Yes. Well. Quite so. Anyone wishing to examine Shaw's exquisite comedy in depth - what it all means - need only procure a copy of the play, complete with the author's preface, and all questions will be answered. We will here confine ourselves to a few comments on the excellent revival of which, currently on offer by the Roundabout Theatre Company.

You know you're on to something good when a first act advertised to last for an hour and a half seems to rush by in but a few minutes, and a second act reputedly lasting just over an hour draws to a close after only a few moments.

Whether due to Shaw's intellectually intoxicating words, or Daniel Sullivan's perceptive and deceptively simple direction, or the uniformly brilliant cast - or some magical synergy of the three - the Roundabout's Major Barbara is proof (were any needed) of how powerful, vital, and captivating the well integrated work of a good playwright, a good director, and good actors can be.
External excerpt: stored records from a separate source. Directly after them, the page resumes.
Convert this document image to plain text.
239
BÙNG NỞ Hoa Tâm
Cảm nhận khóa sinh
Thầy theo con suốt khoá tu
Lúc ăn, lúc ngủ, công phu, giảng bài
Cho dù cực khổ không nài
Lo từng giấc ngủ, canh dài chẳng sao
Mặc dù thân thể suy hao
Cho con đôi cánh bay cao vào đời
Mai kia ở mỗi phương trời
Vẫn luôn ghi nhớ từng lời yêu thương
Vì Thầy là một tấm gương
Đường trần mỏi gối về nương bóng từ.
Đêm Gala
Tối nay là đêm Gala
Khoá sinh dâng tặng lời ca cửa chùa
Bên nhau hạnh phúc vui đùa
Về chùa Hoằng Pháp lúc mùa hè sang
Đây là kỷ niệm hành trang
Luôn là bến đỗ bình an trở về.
Dana Ivey (Lady Britomart Undershaft) dazzles as she commands the stage, the quintessential British matron, heir and defender of a class system Shaw mercilessly attacked throughout his career. David Warner (Andrew Undershaft), Shaw's harbinger of social and political ideals, his superman here struggling to recruit both his daughter and her fiancé to the Shavian world view, triumphs in a performance that brings to mind the calm center of a hurricane.

Cherry Jones (Barbara Undershaft), as the indomitable idealist forced to face the faults of her beliefs, and Denis O'Hare (Adolphus Cusins), as the weak man who grows strong by virtue of his love for her, perfectly capture both the hesitant reserve and humor of Shaw's concept of intellectual courtship.

Also of particular note are the wonderful supporting performances of Zak Orth (Stephen Undershaft), who reminds one of a young Robert Morley, and Jenny Sterlin (Rummy Mitchens).

John Lee Beatty's sets are sumptuous without overpowering, as are Jane Greenwood's costumes and Brian MacDevitt's clever lighting.